Referring to FIG. 9, the body 51 of the EACV 50 is interposed between the downstream portion of the throttle plate 34 in the intake passageway “A” and the tubular connecting port 10 c upstream of the intake manifold 10. The intake passageways 33, 53 communicate with the intake port 10 d of the intake manifold 10. That is, the body 51 of the EACV 50 is connected to the upstream portion of the intake port 10 d of the intake manifold 10, the throttle valve 30 is connected to the upstream portion of the body 51, and the throttle valve 30 is connected to the connecting pipe 21 a of the inlet air silencer.
The opening function of the valve device 60 provides connection between the bypass passages 56 and 58. The input port (induction port 43 upstream of the throttle plate 34, passage 42, ports 41, 54 and passage 56) is connected to the output port (passage 58 and supply port 59) so as to supply air upstream from the throttle plate 34 downstream of the throttle plate 34 when the intake passageway A is closed.

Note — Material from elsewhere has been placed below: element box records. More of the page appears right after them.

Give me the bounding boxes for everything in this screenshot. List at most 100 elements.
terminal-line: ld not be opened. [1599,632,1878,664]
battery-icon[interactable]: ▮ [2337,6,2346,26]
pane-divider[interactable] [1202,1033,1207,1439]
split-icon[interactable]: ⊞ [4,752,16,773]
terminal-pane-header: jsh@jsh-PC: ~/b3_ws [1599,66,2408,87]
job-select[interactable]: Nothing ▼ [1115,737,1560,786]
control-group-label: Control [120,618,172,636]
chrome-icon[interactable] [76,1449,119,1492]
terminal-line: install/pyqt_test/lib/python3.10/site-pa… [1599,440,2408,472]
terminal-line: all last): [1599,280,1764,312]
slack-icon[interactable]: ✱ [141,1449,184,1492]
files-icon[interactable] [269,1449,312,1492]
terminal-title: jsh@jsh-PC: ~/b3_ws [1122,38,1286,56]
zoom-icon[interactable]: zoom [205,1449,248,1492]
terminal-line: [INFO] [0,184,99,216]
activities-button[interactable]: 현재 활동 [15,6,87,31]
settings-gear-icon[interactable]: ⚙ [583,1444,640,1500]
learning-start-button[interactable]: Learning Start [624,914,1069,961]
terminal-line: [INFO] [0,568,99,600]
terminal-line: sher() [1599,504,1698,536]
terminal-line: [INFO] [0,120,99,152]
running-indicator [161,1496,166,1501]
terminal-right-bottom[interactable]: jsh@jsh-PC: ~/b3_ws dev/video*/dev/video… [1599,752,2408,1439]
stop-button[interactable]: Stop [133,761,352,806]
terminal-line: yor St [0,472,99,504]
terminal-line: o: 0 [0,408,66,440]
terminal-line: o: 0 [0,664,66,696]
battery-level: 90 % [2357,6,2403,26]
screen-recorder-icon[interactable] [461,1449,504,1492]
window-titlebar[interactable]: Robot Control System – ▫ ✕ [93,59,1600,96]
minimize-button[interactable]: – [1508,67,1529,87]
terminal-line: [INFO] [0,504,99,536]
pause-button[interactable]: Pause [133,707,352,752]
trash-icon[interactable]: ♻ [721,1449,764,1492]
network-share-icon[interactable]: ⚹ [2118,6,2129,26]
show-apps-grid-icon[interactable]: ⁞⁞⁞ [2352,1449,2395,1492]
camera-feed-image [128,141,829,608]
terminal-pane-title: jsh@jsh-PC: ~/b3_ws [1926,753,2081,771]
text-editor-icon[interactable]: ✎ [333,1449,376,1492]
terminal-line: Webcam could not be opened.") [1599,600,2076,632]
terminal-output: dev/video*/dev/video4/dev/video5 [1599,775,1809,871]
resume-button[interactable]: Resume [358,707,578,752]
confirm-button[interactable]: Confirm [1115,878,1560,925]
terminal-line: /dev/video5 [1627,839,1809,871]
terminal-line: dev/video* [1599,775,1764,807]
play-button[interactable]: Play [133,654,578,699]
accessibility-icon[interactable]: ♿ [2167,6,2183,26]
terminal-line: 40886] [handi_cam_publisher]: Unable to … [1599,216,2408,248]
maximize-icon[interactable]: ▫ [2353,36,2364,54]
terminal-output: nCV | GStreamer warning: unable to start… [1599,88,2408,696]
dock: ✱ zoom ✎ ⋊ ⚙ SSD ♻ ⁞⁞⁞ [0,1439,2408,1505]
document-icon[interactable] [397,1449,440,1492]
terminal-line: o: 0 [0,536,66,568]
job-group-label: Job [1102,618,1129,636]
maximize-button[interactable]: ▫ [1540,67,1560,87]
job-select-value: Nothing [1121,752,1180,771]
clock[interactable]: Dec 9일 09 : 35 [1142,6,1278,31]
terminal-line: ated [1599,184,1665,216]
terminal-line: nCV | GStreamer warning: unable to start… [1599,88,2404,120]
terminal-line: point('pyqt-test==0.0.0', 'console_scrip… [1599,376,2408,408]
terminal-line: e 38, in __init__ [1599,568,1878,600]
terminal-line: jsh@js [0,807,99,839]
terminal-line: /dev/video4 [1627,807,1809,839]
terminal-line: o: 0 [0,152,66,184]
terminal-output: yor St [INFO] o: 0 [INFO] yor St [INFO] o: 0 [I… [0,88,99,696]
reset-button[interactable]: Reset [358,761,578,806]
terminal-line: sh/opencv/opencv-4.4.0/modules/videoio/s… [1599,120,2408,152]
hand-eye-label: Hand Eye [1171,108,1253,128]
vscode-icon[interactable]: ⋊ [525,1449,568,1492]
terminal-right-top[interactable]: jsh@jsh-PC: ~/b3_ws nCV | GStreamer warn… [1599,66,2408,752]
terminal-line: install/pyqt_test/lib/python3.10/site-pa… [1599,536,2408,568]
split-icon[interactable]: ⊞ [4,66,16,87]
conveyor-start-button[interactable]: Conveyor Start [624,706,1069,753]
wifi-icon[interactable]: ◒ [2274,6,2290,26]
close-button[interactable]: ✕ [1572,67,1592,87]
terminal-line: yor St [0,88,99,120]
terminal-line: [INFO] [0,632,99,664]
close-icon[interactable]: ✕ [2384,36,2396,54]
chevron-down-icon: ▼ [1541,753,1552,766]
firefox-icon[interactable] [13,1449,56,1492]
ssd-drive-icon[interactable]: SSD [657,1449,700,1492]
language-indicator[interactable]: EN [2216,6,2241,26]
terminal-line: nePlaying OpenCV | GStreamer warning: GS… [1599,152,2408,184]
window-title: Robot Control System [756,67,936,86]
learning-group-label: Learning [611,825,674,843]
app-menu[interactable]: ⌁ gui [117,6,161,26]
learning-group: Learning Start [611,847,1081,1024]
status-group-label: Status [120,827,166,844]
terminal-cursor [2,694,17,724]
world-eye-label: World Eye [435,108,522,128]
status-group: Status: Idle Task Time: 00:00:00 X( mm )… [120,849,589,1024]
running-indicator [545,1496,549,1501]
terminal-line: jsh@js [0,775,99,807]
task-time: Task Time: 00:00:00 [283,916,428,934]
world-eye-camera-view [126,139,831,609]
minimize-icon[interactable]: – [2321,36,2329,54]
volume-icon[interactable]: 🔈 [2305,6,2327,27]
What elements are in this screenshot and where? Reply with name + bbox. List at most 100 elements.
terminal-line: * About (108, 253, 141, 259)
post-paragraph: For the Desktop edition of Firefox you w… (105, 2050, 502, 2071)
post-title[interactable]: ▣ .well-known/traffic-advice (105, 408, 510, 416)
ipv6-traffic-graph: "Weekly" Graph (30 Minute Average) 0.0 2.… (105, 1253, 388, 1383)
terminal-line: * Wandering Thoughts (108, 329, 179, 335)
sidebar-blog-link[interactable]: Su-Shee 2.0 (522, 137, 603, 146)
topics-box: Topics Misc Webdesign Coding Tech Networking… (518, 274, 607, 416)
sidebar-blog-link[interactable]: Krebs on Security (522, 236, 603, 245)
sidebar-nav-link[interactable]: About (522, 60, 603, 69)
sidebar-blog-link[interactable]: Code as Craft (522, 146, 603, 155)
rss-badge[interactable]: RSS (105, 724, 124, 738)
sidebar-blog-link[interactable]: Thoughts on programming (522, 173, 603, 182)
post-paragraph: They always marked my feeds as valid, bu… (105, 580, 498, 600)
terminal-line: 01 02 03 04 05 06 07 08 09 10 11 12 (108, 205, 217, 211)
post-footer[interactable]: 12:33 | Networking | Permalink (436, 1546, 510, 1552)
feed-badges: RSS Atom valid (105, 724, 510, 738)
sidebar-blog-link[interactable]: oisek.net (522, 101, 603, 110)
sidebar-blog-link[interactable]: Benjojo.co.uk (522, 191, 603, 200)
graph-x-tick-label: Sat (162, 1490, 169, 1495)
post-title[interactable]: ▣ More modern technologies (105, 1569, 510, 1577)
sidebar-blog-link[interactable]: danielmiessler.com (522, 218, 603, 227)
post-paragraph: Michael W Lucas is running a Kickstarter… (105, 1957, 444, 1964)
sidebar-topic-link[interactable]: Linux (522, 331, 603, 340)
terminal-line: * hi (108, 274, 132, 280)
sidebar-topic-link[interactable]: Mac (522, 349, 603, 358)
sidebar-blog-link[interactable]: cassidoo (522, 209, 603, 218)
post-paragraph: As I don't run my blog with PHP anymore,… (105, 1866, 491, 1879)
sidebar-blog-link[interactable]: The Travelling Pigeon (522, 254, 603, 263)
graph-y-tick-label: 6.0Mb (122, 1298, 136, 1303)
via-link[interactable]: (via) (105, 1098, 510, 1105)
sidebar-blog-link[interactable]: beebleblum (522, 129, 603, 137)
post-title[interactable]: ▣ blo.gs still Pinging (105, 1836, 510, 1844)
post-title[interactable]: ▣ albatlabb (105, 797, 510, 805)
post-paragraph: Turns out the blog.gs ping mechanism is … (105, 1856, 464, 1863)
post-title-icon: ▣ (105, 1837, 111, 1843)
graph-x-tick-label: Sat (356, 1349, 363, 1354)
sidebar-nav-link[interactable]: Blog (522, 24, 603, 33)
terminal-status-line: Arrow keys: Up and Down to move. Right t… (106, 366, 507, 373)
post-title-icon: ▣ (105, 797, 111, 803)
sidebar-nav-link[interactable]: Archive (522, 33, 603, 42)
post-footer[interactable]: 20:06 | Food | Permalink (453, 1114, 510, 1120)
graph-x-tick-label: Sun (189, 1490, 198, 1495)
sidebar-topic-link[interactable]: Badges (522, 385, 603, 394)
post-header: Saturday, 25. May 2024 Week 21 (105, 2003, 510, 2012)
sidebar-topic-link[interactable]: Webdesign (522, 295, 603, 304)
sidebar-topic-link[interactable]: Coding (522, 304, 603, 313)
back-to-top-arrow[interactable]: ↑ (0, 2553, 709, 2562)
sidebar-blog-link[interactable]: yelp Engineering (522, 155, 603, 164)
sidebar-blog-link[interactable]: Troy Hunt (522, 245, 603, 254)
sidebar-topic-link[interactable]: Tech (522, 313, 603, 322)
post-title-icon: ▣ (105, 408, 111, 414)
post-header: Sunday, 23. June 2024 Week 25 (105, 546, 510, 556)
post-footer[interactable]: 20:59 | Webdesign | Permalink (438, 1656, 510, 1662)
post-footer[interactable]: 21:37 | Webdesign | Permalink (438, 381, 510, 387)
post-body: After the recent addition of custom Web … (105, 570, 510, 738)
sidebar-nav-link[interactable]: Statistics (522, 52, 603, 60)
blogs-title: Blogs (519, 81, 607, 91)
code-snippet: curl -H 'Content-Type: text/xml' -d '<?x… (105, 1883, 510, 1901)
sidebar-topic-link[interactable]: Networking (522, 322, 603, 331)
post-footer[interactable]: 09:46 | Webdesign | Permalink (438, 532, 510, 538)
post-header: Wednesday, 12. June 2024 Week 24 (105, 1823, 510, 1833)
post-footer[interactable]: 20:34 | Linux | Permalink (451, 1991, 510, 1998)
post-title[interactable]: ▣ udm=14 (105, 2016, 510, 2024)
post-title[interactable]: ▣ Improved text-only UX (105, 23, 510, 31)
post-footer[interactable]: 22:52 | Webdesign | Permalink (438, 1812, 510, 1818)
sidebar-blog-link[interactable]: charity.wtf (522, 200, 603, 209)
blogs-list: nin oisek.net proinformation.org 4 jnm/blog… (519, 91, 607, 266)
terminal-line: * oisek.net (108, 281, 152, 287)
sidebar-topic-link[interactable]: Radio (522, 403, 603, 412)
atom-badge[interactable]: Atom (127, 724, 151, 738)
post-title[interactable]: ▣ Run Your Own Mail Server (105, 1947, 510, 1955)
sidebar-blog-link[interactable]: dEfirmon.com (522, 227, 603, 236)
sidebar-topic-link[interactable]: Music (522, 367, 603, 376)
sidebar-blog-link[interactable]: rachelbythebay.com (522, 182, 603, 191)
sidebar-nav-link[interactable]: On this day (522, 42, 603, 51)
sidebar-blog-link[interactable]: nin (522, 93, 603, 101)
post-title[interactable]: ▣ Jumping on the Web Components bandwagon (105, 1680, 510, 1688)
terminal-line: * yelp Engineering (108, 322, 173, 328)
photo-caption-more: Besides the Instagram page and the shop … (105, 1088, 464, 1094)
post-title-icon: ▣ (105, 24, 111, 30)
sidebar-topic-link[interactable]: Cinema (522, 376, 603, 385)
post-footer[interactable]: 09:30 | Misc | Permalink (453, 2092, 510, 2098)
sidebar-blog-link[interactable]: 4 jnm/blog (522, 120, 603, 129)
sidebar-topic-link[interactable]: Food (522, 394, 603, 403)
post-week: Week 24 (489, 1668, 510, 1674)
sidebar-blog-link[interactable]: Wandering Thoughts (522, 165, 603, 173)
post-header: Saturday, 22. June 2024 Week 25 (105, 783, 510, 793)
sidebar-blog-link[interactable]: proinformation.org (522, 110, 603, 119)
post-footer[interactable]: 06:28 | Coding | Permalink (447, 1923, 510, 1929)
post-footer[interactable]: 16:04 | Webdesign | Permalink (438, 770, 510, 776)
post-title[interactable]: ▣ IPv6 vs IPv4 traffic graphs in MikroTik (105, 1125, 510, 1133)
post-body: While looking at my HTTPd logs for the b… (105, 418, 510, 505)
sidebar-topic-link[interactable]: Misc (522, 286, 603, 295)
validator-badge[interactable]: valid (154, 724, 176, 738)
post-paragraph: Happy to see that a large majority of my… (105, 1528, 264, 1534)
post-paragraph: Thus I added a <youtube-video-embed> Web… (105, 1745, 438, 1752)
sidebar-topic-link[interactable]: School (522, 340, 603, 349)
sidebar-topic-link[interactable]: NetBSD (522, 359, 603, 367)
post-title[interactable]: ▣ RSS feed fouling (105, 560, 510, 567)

FIG. 10 shows the engine from the rear with the cover and other equipment omitted.
The intake manifold 10 has a total of six inlet ports 10 e with three aligned vertically in left and right rows. The inlet air silencer 20 has left and right fresh air intakes 21 b, 21 b in the rear surface.
The supporter 55 is protruded to the right in the figure, and the valve device 60 is attached to the mounting flange face 57 provided in the outside surface of the supporter 55. The valve device 60 is attached to the mounting flange 57 in a parallel relationship with the intake passageway of the throttle body 31 shown in FIG. 9 (in the longitudinal direction of the outboard motor).
Reference numeral 61 denotes a fuel pump provided rearward of one of the cylinder head covers 8. The fuel pump 61 is driven by a camshaft. Reference numeral 62 denotes a positive crankcase ventilation (PCV) valve. Reference numerals 12 a, 12 a denote a cover for the camshaft pulley 12 shown in FIG. 1.
The present disclosure related to the subject matter of Japanese Patent Application No. 2001-035986, filed Feb. 13, 2001, the disclosure of which is expressly incorporated herein by reference.